Anyone who has left teaching can tell you that leaving doesn’t happen all at once. You peel off layers of the experience, like winter clothes in spring.
The first thing I did was sleep like I’d never slept before. Then, for the first time ever, I experienced September as fall, not as back to school. With some hesitation (and to my sister’s consternation), I mailed my horde of stickers to my young nieces. I donated cardigans, costumes, and classroom t-shirts to charity, and I threw out sad, sensible flats and the offensive little no-show socks that went with them.
Slowly, over months, I let go of stress and frustration that I didn’t know I’d held on to—until one day, like realizing halfway to work on a warm day in April that I wasn’t wearing a coat, I knew that weight was gone. My impression of my own experience had shifted and felt kinder and less obscured by those emotions. I wonder if what I remember now is more accurate—it certainly feels truer.
Now, almost two years out of the classroom, I know my memories are fading. I tried just now to make a list of things I’ve forgotten, and then I realized that there is a very good reason why I can’t do that. When I think about what I remember clearly, though, there is a common thread. Maya Angelou said, “I’ve learned that people will forget what you said, people will forget what you did, but people will never forget how you made them feel.” People often use this quote to remind teachers to treat their students with kindness, but it’s true for teachers, too. Almost all the memories of both teaching and being a student that are still clear to me are about how I felt.
When I was eight years old, I was walking by myself down a long ramp in my elementary school. There were stacked metal banister rails along the walls, hung in horizontal parallel lines. I walked, weaving my arm in and out between them—close but never touching them, like a game of Operation®—until, with a jerk, my arm got stuck. I’d put it too far through, and the metal had caught the skin on my upper arm and wrenched it tight. I pulled straight out to try to get loose, but it wouldn’t move, and it hurt. I had just begun to realize that maybe this was time to panic when a woman came by, calmly put her hands on my shoulders, and walked me back a few steps, freeing me from this unexpected trap. I looked up at her, dumbfounded. I remember how I felt in that instant: shocked at how the simple the solution to this problem was and how I hadn’t seen it.
More than 20 years later, I was headed upstairs to the administration suite at the school where I taught. A little boy, about eight years old, was walking down the stairs with his arm between the metal banister and the safety bars underneath it. He took a step down with his arm too far between the metal bars, and I saw his skin twist as it stuck to the metal. I saw the moment of confusion in his eyes as he realized he was stuck, just like I’d felt more than 20 years before. I calmly put my hands on his shoulders and backed him up a step to free him. He looked just as surprised to be suddenly free as he’d been to be suddenly caught.

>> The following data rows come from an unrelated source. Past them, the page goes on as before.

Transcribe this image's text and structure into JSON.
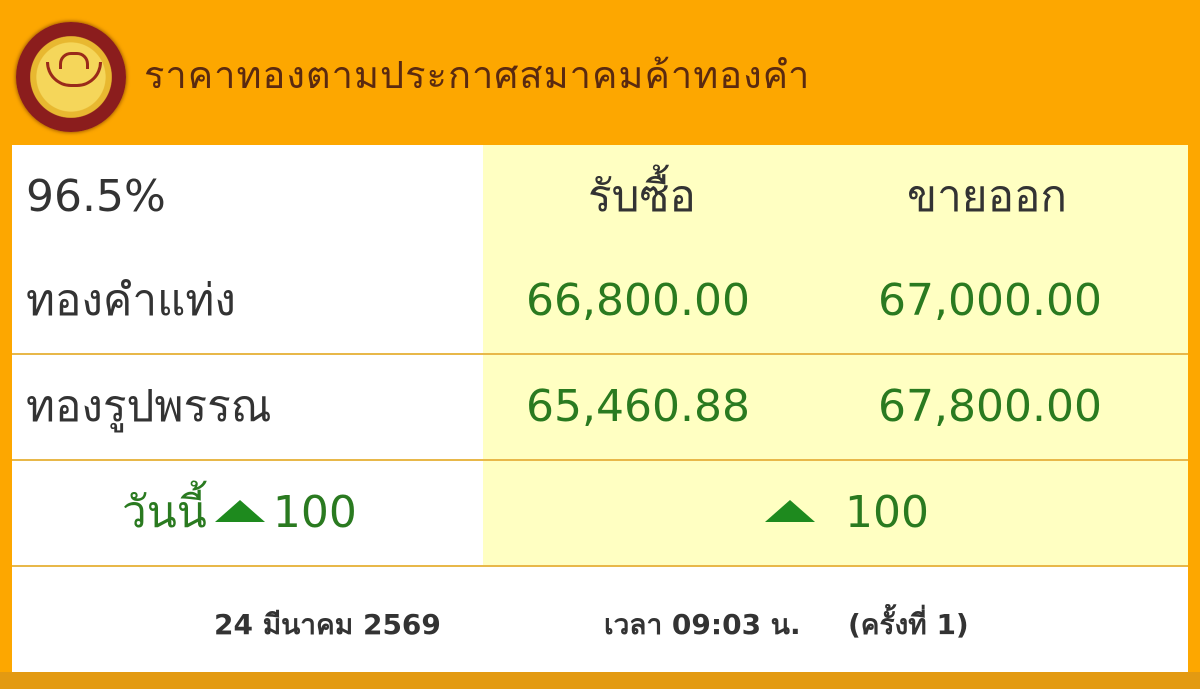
{
  "header": {
    "title": "ราคาทองตามประกาศสมาคมค้าทองคำ",
    "logo": "gold-traders-association-logo"
  },
  "table": {
    "purity": "96.5%",
    "col_buy": "รับซื้อ",
    "col_sell": "ขายออก",
    "rows": [
      {
        "label": "ทองคำแท่ง",
        "buy": "66,800.00",
        "sell": "67,000.00"
      },
      {
        "label": "ทองรูปพรรณ",
        "buy": "65,460.88",
        "sell": "67,800.00"
      }
    ],
    "change": {
      "label": "วันนี้",
      "left_value": "100",
      "right_value": "100",
      "direction": "up",
      "icon": "triangle-up-icon",
      "color": "#1e8a1e"
    }
  },
  "footer": {
    "date": "24 มีนาคม 2569",
    "time": "เวลา 09:03 น.",
    "round": "(ครั้งที่ 1)"
  },
  "colors": {
    "header_bg": "#fda700",
    "price_green": "#2a7a20",
    "cell_yellow": "#ffffc2"
  }
}
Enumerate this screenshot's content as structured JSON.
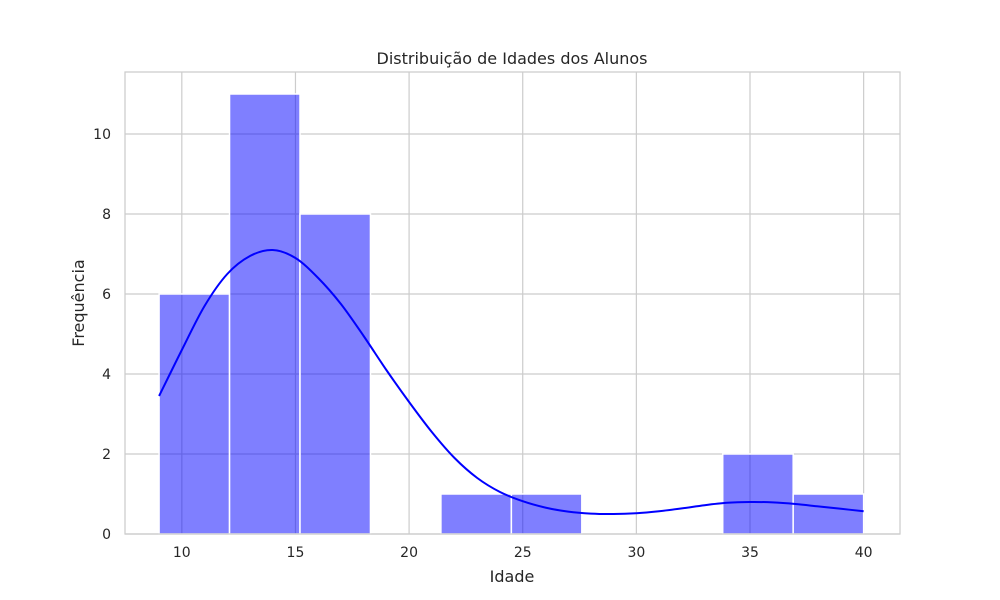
{
  "chart_data": {
    "type": "bar",
    "title": "Distribuição de Idades dos Alunos",
    "xlabel": "Idade",
    "ylabel": "Frequência",
    "xlim": [
      7.5,
      41.6
    ],
    "ylim": [
      0,
      11.55
    ],
    "grid": true,
    "x_ticks": [
      10,
      15,
      20,
      25,
      30,
      35,
      40
    ],
    "y_ticks": [
      0,
      2,
      4,
      6,
      8,
      10
    ],
    "bar_color": "#0000ff",
    "bar_opacity": 0.5,
    "kde_color": "#0000ff",
    "bins": [
      {
        "start": 9.0,
        "end": 12.1,
        "count": 6
      },
      {
        "start": 12.1,
        "end": 15.2,
        "count": 11
      },
      {
        "start": 15.2,
        "end": 18.3,
        "count": 8
      },
      {
        "start": 18.3,
        "end": 21.4,
        "count": 0
      },
      {
        "start": 21.4,
        "end": 24.5,
        "count": 1
      },
      {
        "start": 24.5,
        "end": 27.6,
        "count": 1
      },
      {
        "start": 27.6,
        "end": 30.7,
        "count": 0
      },
      {
        "start": 30.7,
        "end": 33.8,
        "count": 0
      },
      {
        "start": 33.8,
        "end": 36.9,
        "count": 2
      },
      {
        "start": 36.9,
        "end": 40.0,
        "count": 1
      }
    ],
    "kde": {
      "x": [
        9,
        10,
        11,
        12,
        13,
        14,
        15,
        16,
        17,
        18,
        19,
        20,
        21,
        22,
        23,
        24,
        25,
        26,
        27,
        28,
        29,
        30,
        31,
        32,
        33,
        34,
        35,
        36,
        37,
        38,
        39,
        40
      ],
      "y": [
        3.45,
        4.6,
        5.7,
        6.5,
        6.95,
        7.1,
        6.9,
        6.4,
        5.75,
        4.95,
        4.1,
        3.3,
        2.55,
        1.9,
        1.4,
        1.05,
        0.82,
        0.66,
        0.56,
        0.51,
        0.5,
        0.52,
        0.57,
        0.64,
        0.72,
        0.78,
        0.8,
        0.79,
        0.75,
        0.69,
        0.63,
        0.57
      ]
    }
  }
}
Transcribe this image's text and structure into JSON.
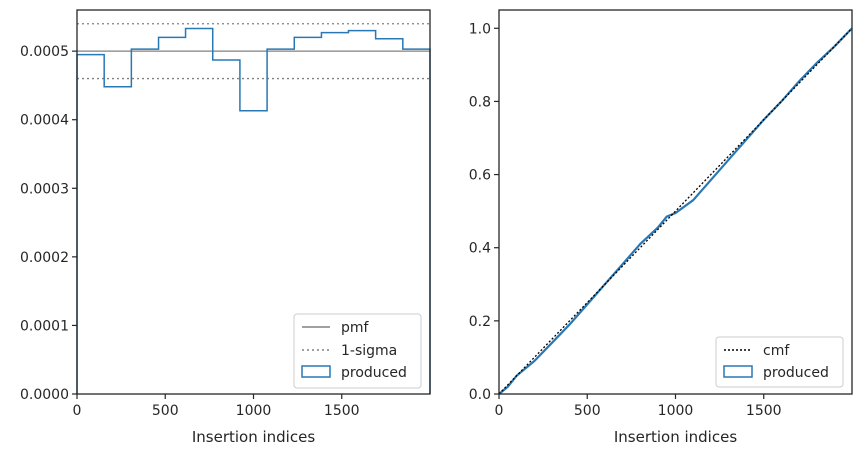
{
  "colors": {
    "produced": "#2878b5",
    "pmf": "#808080",
    "sigma": "#808080",
    "cmf": "#000000",
    "axes": "#262626"
  },
  "chart_data": [
    {
      "type": "line",
      "xlabel": "Insertion indices",
      "ylabel": "",
      "xlim": [
        0,
        2000
      ],
      "ylim": [
        0,
        0.00056
      ],
      "xticks": [
        0,
        500,
        1000,
        1500
      ],
      "yticks": [
        0.0,
        0.0001,
        0.0002,
        0.0003,
        0.0004,
        0.0005
      ],
      "ytick_labels": [
        "0.0000",
        "0.0001",
        "0.0002",
        "0.0003",
        "0.0004",
        "0.0005"
      ],
      "legend_position": "lower-right",
      "pmf": {
        "name": "pmf",
        "value": 0.0005
      },
      "sigma": {
        "name": "1-sigma",
        "values": [
          0.00046,
          0.00054
        ]
      },
      "produced": {
        "name": "produced",
        "bin_edges": [
          0,
          154,
          308,
          462,
          615,
          769,
          923,
          1077,
          1231,
          1385,
          1538,
          1692,
          1846,
          2000
        ],
        "values": [
          0.000495,
          0.000448,
          0.000503,
          0.00052,
          0.000533,
          0.000487,
          0.000413,
          0.000503,
          0.00052,
          0.000527,
          0.00053,
          0.000518,
          0.000503
        ]
      }
    },
    {
      "type": "line",
      "xlabel": "Insertion indices",
      "ylabel": "",
      "xlim": [
        0,
        2000
      ],
      "ylim": [
        0,
        1.05
      ],
      "xticks": [
        0,
        500,
        1000,
        1500
      ],
      "yticks": [
        0.0,
        0.2,
        0.4,
        0.6,
        0.8,
        1.0
      ],
      "ytick_labels": [
        "0.0",
        "0.2",
        "0.4",
        "0.6",
        "0.8",
        "1.0"
      ],
      "legend_position": "lower-right",
      "cmf": {
        "name": "cmf",
        "x": [
          0,
          2000
        ],
        "y": [
          0,
          1.0
        ]
      },
      "produced": {
        "name": "produced",
        "x": [
          0,
          50,
          100,
          150,
          200,
          300,
          400,
          500,
          600,
          700,
          800,
          900,
          950,
          1000,
          1100,
          1200,
          1300,
          1400,
          1500,
          1600,
          1700,
          1800,
          1900,
          2000
        ],
        "y": [
          0,
          0.02,
          0.05,
          0.07,
          0.09,
          0.14,
          0.19,
          0.245,
          0.3,
          0.355,
          0.41,
          0.455,
          0.485,
          0.495,
          0.53,
          0.585,
          0.64,
          0.695,
          0.75,
          0.8,
          0.855,
          0.905,
          0.95,
          1.0
        ]
      }
    }
  ]
}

“You saved me,” he exclaimed very loudly as he gave me an enthusiastic hug. We laughed, and I told him how the same thing had happened to me when I was his age. In the moment, I forgot to ask his name, and he didn’t ask mine, strangely completing this dual set of memories as I also didn’t know the woman who freed me so long ago. I like to think that there is some cosmic cycle of anonymous teachers freeing students stuck in bannisters that stretches through time.
Then there was the time a student of mine wanted to ask for help but couldn’t remember the expression “I’m in a pickle” and loudly blurted “I’m in a pickle jar” instead. I laughed until I cried, and I can still see the looks on students’ faces in that class. I brought that student a small jar of kosher dills at his middle school stepping-up ceremony. He later told me that his parents thought he’d stolen it from the refreshments table because it was such a weird thing to have in the moment. I gave them a call to clear it up. A few years later, I taught his little brother, and every time I looked at him, I smiled. The joy of that moment has made it stand out in stark relief in my mind.
This has been a hard year for so many of us. I imagine that some of you who just wrapped up your school year feel the distance that I feel now from my classroom days. Teaching remotely, under strange circumstances, or under a completely new heap of stress doesn’t feel the same as teaching did before. You might feel disconnected from your prior experience. You may have noticed some memories starting to fade.
"You might feel disconnected from your prior experience. You may have noticed some memories starting to fade."
Back in March, I went back to the school I taught in to drop off some supplies I wanted to donate and a batch of brown-sugar, brown-butter cookies. They were still fully remote, so the parking lot was nearly empty and there were only a few people inside. The building was pristine and freshly painted, with its floors waxed and most of the lights off. There were no children getting stuck. No lessons being taught. It felt like the first day of teacher workdays in August before students come back and like a toy still in the packaging, full of anticipatory newness meant to be undone. Despite how odd it was, how clearly ready the building was to welcome everyone back made me smile.
Then a former coworker saw me, and she greeted me with such palpable joy. Suddenly, it was like I’d never left.
Operation® is a trademark of HASBRO, INC.